Early reviews of the chip set have been mostly positive, noting that its performance is nearly as good as Intel's i850, which supports only Rambus DRAM. In most benchmarks, the dual-channel i850 with its 3.2-Gbyte/second throughput usually outperforms Via's single-channel DDR266 chip set with its 2.1 Gbytes/s of bandwidth. But Via argues that its DDR chip set offers enough performance to satisfy mainstream users and can be linked with cheaper SDRAM.
Still, Via's major hurdle remains the license. The company's confidence that S3 Graphics is its insurance policy against an Intel lawsuit isn't going over well here.
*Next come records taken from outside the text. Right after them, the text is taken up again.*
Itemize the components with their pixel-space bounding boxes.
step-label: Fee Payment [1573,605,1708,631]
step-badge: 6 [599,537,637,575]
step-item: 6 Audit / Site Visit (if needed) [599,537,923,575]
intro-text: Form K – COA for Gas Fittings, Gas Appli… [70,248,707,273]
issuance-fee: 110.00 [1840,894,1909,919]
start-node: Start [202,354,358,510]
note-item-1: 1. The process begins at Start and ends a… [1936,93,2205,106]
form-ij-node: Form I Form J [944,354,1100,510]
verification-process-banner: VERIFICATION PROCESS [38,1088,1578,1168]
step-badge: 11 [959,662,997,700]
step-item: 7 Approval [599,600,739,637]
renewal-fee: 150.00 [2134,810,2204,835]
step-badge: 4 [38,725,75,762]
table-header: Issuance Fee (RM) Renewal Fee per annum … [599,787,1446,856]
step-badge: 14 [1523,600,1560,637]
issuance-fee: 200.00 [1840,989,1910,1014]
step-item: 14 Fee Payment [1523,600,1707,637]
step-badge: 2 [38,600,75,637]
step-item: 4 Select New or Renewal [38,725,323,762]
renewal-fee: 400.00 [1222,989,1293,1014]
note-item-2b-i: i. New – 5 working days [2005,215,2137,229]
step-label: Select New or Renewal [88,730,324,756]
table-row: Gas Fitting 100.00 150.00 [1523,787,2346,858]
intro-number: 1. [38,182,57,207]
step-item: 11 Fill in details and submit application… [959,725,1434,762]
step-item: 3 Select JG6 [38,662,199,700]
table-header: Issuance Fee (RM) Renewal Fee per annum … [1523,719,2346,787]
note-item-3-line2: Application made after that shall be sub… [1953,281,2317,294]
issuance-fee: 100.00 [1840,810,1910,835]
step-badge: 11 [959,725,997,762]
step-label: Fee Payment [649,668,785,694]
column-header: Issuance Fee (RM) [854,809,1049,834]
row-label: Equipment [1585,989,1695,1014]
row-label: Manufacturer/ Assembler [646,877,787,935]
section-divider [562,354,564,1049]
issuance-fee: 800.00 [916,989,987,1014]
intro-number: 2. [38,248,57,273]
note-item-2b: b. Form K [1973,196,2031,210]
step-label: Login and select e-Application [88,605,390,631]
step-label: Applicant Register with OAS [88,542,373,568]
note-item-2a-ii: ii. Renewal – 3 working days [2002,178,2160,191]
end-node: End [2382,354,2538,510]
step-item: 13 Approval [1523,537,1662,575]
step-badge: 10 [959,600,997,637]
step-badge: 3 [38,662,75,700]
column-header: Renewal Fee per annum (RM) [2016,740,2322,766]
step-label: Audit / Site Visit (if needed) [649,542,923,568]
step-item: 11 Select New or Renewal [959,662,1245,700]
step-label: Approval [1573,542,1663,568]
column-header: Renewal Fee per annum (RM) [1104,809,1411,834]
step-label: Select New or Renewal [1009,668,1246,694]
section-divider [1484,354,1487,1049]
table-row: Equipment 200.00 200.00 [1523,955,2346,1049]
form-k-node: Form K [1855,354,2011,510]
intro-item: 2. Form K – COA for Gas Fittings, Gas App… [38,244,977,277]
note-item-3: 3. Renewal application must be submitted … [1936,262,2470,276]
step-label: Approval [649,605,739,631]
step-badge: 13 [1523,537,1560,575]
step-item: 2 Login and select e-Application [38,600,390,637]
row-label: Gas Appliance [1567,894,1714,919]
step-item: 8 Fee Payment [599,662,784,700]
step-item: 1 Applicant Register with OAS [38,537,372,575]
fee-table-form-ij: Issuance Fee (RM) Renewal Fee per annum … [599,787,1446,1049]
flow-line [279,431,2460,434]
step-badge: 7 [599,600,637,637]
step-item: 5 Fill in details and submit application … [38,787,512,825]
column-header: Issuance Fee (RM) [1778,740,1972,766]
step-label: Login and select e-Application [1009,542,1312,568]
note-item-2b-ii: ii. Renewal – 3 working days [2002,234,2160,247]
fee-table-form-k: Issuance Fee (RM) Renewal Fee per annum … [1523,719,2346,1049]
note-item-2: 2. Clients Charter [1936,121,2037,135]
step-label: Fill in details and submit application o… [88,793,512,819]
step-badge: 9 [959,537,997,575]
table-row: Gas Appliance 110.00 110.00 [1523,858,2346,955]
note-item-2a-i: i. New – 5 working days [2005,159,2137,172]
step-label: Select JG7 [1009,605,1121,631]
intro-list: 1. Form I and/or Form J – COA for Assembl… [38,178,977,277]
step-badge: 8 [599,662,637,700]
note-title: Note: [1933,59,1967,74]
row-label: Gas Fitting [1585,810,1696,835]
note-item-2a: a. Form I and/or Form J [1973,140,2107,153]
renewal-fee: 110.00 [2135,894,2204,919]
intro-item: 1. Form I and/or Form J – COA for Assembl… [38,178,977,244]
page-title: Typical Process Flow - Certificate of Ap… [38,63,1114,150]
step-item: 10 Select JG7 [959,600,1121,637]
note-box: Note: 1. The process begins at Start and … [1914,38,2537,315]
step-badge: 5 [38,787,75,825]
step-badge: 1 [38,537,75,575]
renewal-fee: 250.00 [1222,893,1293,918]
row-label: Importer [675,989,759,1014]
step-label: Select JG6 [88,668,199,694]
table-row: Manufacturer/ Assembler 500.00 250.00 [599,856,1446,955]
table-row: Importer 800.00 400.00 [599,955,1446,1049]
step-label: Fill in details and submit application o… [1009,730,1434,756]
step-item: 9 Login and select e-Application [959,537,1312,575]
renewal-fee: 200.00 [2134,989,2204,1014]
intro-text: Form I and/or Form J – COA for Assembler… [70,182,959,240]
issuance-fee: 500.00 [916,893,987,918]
Moreover, some motherboard makers have pointed out that the S3 cross-licensing assertion doesn't hold up because the P4X266 doesn't use intellectual property (IP) from the graphics chip maker. Via will not release its integrated chip set the P4M266 for a few more months.
The lack of S3's IP in the discrete chip set means Via is really pushing the envelope on the cross-licensing deal, said Scott Thorton, a marketing manager with motherboard maker Abit. "It's pretty dicey. If it's not a true licensing agreement, then you'd be putting your company in jeopardy by using this solution," he said. "There is a whole feeling of uncertainty [about the license], and when there is this feeling, it is hard to come out strong with a new product."
At Gigabyte, the situation is much the same. "We are really confused and still have concerns," said Benson Chang, associate vice president of marketing. "We will still try to make the product ready as soon as possible, because that will not violate Intel. But as to whether we will sell the product, that is up to the license," he said. Asustek, a close motherboard partner of Intel, is also taking the same position.
Less than two years ago, the situation for Via was a stark contrast to Wednesday's launch. With strong market resistance to the Intel-Rambus linkup, Via was able to swoop in with its PC133 DRAM solution and clean up. The decision propelled Via into a billion-dollar-a-year company and made it one of Taiwan's high-flying IC design houses. "At the time, Intel didn't have the product and announced that it wouldn't have it. But the demand for PC133 was strong," said Chang. "But this time, Intel has a DDR solution for the P4, and it has already issued a bus license to two or three other chip set makers. So [Intel] can take strong action because it is ready."
Intel had no further comment to make about Via's launch of the P4X266, except to note that the company does not have a P4 bus license. Only four companies have the license: chip set makers Silicon Integrated Systems and Acer Labs, as well as ATI and ServerWorks Inc.
Via said it is shipping the P4X266 in volume but would not say to whom it is shipping. The company also expects demand to heat up once the integrated chip set is released, although at this point Via is not known for being strong in the integrated chip set area.
To allay concerns over the licensing issue, Via said it will cover any costs incurred by customers if Intel levies a lawsuit. "It's very clear though that it's really not in the industry's interest at all for us to get involved in a huge legal spat right now," said Richard Brown, Via's director of international marketing. "We provide the right products for the platform and by adopting us, [Intel] can help enable a faster transition to a P4 platform."
The snag over the license simply boils down to cost. Intel reportedly wants $10 to $20 per chip set in fees, which would be at least 30 percent of Via's selling cost, and perhaps up to 50 percent. The chip set is expected to initially sell for $30 to $40.